Devenir propriétaire impliquait un crédit mensuel de 3.000 dollars, une somme inenvisageable pour ce couple de la classe moyenne.
"Nous n'avons jamais gagné autant d'argent, mais nous luttons plus que jamais, parce que le coût de la vie est absolument vertigineux", souffle cette mère de famille, encore marquée par l'explosion de l'inflation après la pandémie. "Il n'y a pas que le logement, vous avez vu le prix des courses, de l'essence ?"
"Tellement en difficulté"
Si elle a voté Joe Biden en 2020, sa déception économique la rend hésitante pour le scrutin de novembre, qui opposera la vice-présidente Kamala Harris à Donald Trump.

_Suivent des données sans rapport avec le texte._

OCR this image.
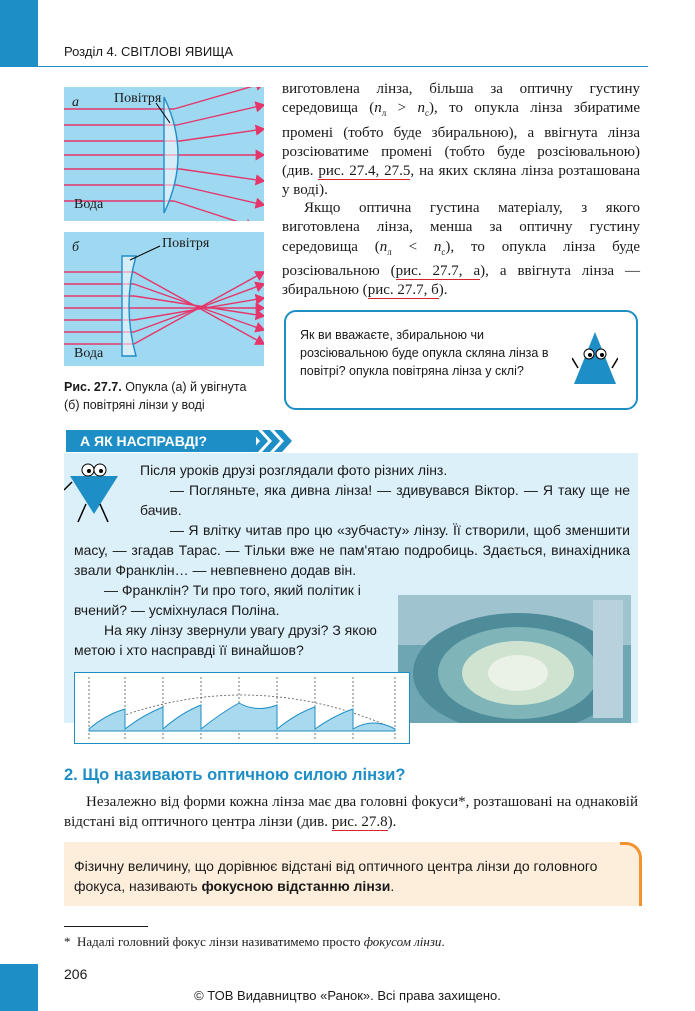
Розділ 4. СВІТЛОВІ ЯВИЩА
а	Повітря
Вода
б	Повітря
Вода
Рис. 27.7. Опукла (а) й увігнута (б) повітряні лінзи у воді
виготовлена лінза, більша за оптичну густину середовища $(n_л > n_с)$, то опукла лінза збиратиме промені (тобто буде збиральною), а ввігнута лінза розсіюватиме промені (тобто буде розсіювальною) (див. рис. 27.4, 27.5, на яких скляна лінза розташована у воді).
Якщо оптична густина матеріалу, з якого виготовлена лінза, менша за оптичну густину середовища $(n_л < n_с)$, то опукла лінза буде розсіювальною (рис. 27.7, а), а ввігнута лінза — збиральною (рис. 27.7, б).
Як ви вважаєте, збиральною чи розсіювальною буде опукла скляна лінза в повітрі? опукла повітряна лінза у склі?
А ЯК НАСПРАВДІ?
Після уроків друзі розглядали фото різних лінз.
— Погляньте, яка дивна лінза! — здивувався Віктор. — Я таку ще не бачив.
— Я влітку читав про цю «зубчасту» лінзу. Її створили, щоб зменшити масу, — згадав Тарас. — Тільки вже не пам'ятаю подробиць. Здається, винахідника звали Франклін… — невпевнено додав він.
— Франклін? Ти про того, який політик і вчений? — усміхнулася Поліна.
На яку лінзу звернули увагу друзі? З якою метою і хто насправді її винайшов?
2. Що називають оптичною силою лінзи?
Незалежно від форми кожна лінза має два головні фокуси*, розташовані на однаковій відстані від оптичного центра лінзи (див. рис. 27.8).
Фізичну величину, що дорівнює відстані від оптичного центра лінзи до головного фокуса, називають фокусною відстанню лінзи.
* Надалі головний фокус лінзи називатимемо просто фокусом лінзи.
206
© ТОВ Видавництво «Ранок». Всі права захищено.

"Je n'ai jamais vraiment suivi la politique, jusqu'à l'année dernière où l'économie nous a mis tellement en difficulté", raconte-t-elle. "Cette fois, je veux me renseigner davantage sur les partis politiques pour prendre une décision bien informée."
Reno est le chef-lieu du comté de Washoe, dont les habitants arbitrent traditionnellement l'élection présidentielle au Nevada: ils peuvent faire la différence entre Las Vegas, qui penche souvent démocrate, et les zones rurales acquises aux républicains.

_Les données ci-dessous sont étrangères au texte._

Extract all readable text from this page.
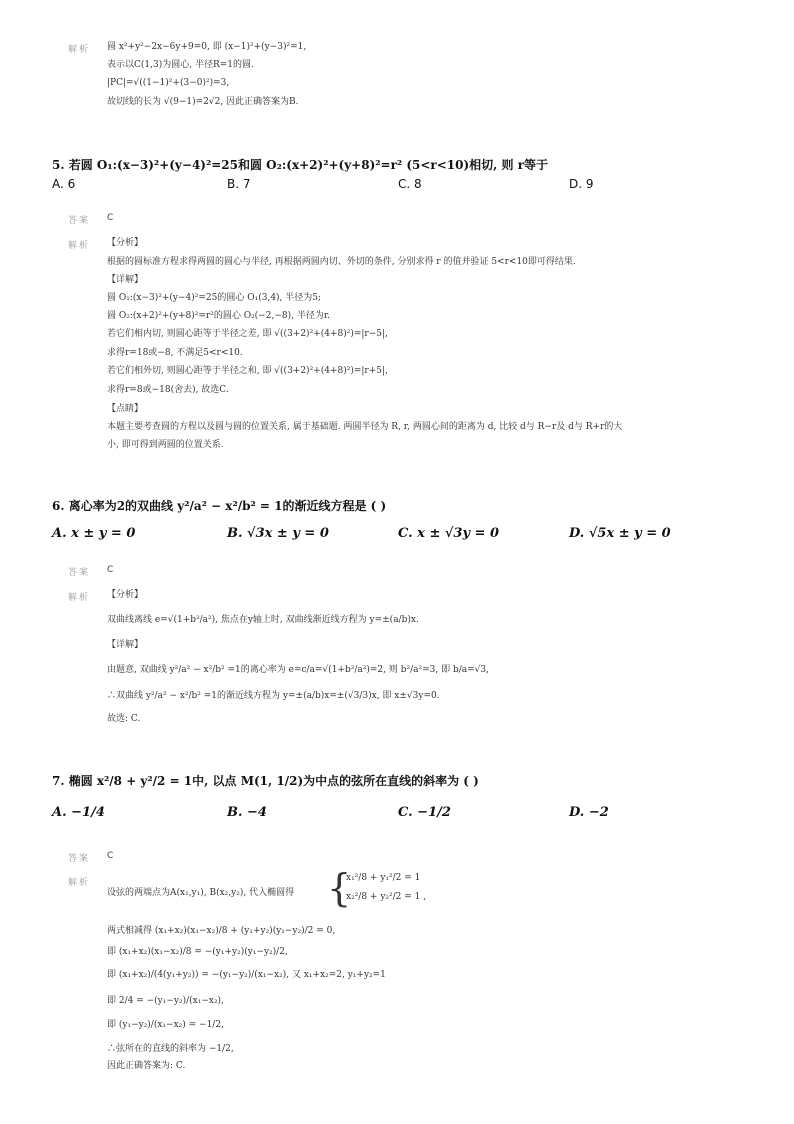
解析 圆 x²+y²−2x−6y+9=0, 即 (x−1)²+(y−3)²=1,
表示以C(1,3)为圆心, 半径R=1的圆.
|PC|=√((1−1)²+(3−0)²)=3,
故切线的长为 √(9−1)=2√2, 因此正确答案为B.
5. 若圆 O₁:(x−3)²+(y−4)²=25和圆 O₂:(x+2)²+(y+8)²=r² (5<r<10)相切, 则 r等于
A. 6	B. 7	C. 8	D. 9
答案 C
解析 【分析】
根据的圆标准方程求得两圆的圆心与半径, 再根据两圆内切、外切的条件, 分别求得 r 的值并验证 5<r<10即可得结果.
【详解】
圆 O₁:(x−3)²+(y−4)²=25的圆心 O₁(3,4), 半径为5;
圆 O₂:(x+2)²+(y+8)²=r²的圆心 O₂(−2,−8), 半径为r.
若它们相内切, 则圆心距等于半径之差, 即 √((3+2)²+(4+8)²)=|r−5|,
求得r=18或−8, 不满足5<r<10.
若它们相外切, 则圆心距等于半径之和, 即 √((3+2)²+(4+8)²)=|r+5|,
求得r=8或−18(舍去), 故选C.
【点睛】
本题主要考查圆的方程以及圆与圆的位置关系, 属于基础题. 两圆半径为 R, r, 两圆心间的距离为 d, 比较 d与 R−r及 d与 R+r的大
小, 即可得到两圆的位置关系.
6. 离心率为2的双曲线 y²/a² − x²/b² = 1的渐近线方程是 ( )
A. x ± y = 0	B. √3x ± y = 0	C. x ± √3y = 0	D. √5x ± y = 0
答案 C
解析 【分析】
双曲线离线 e=√(1+b²/a²), 焦点在y轴上时, 双曲线渐近线方程为 y=±(a/b)x.
【详解】
由题意, 双曲线 y²/a² − x²/b² =1的离心率为 e=c/a=√(1+b²/a²)=2, 则 b²/a²=3, 即 b/a=√3,
∴双曲线 y²/a² − x²/b² =1的渐近线方程为 y=±(a/b)x=±(√3/3)x, 即 x±√3y=0.
故选: C.
7. 椭圆 x²/8 + y²/2 = 1中, 以点 M(1, 1/2)为中点的弦所在直线的斜率为 ( )
A. −1/4	B. −4	C. −1/2	D. −2
答案 C
解析
设弦的两端点为A(x₁,y₁), B(x₂,y₂), 代入椭圆得 {
x₁²/8 + y₁²/2 = 1
x₂²/8 + y₂²/2 = 1 ,
两式相减得 (x₁+x₂)(x₁−x₂)/8 + (y₁+y₂)(y₁−y₂)/2 = 0,
即 (x₁+x₂)(x₁−x₂)/8 = −(y₁+y₂)(y₁−y₂)/2,
即 (x₁+x₂)/(4(y₁+y₂)) = −(y₁−y₂)/(x₁−x₂), 又 x₁+x₂=2, y₁+y₂=1
即 2/4 = −(y₁−y₂)/(x₁−x₂),
即 (y₁−y₂)/(x₁−x₂) = −1/2,
∴弦所在的直线的斜率为 −1/2,
因此正确答案为: C.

Autoproclamée "plus grande petite ville du monde", Reno a longtemps été un repaire de casinos, perçu comme une pâle copie de Las Vegas.
Mais depuis dix ans, Washoe change à grande vitesse: le prix moyen d'une maison y a quasiment doublé depuis 2016, pour atteindre 550.000 dollars.
Car des mastodontes des technologies comme Tesla, Panasonic ou Apple y ont installé usines et bureaux, grâce à des avantages fiscaux alléchants. Ils amènent avec eux des employés à fort pouvoir d'achat, venus notamment de Californie voisine.
Et le télétravail a aussi incité de nombreux Américains à fuir les villes trop chères.
Cofondateur d'une start-up d'intelligence artificielle, Matt Mireles a ainsi joyeusement quitté San Francisco et son immobilier stratosphérique, pour enfin devenir propriétaire.
A 43 ans, il s'est offert un vaste appartement de 170 mètres carrés, avec vue sur la rivière en plein Reno, pour 635.000 dollars.
"Quand vous venez de Californie, tout est en soldes ici, c'est génial", sourit-il.
"Classe moyenne écartée"
"La plupart des primo-accédants ne sont pas originaires de l'Etat, et les locaux sont en colère", témoigne le courtier immobilier Sam Britt.
L'impression de déclassement est aussi nourrie par des taux d'intérêt proches de leur plus haut niveau depuis 20 ans, malgré une légère baisse cet été. La faute à la politique monétaire adoptée pour freiner l'inflation.
"C'est une tendance nationale", observe l'agent immobilier Sean Burke. "La classe moyenne a été écartée de beaucoup de maisons, il y a un fossé grandissant entre les plus aisés et les plus pauvres."
"Cela va certainement peser dans les urnes, surtout chez les plus jeunes", estime-t-il.
En 2022, l'âge médian des primo-accédants aux Etats-Unis a atteint 36 ans, un record traduisant les difficultés des jeunes Américains, selon l'Association nationale des agents immobiliers.
Dans l'esprit de nombreux électeurs, Joe Biden et Kamala Harris restent comptables de cette situation - même si leur administration n'avait que peu de pouvoir sur les taux d'intérêt, fixés par la Banque centrale américaine (Fed).
Ouvrier de l'usine Tesla, Andres Villa va s'endetter lourdement pour acheter une maison assez loin de Reno, en dépassant le seuil maximum recommandé pour ses mensualités.
"Pour respecter les règles, j'aurais dû acheter une maison à 250.000 dollars, ce qui est impossible", constate ce trentenaire d'origine mexicaine, tenté par Donald Trump.
Quand le milliardaire était au pouvoir, "il a dit beaucoup de trucs dingues", convient-il. "Mais l'économie avait l'air d'aller un peu mieux."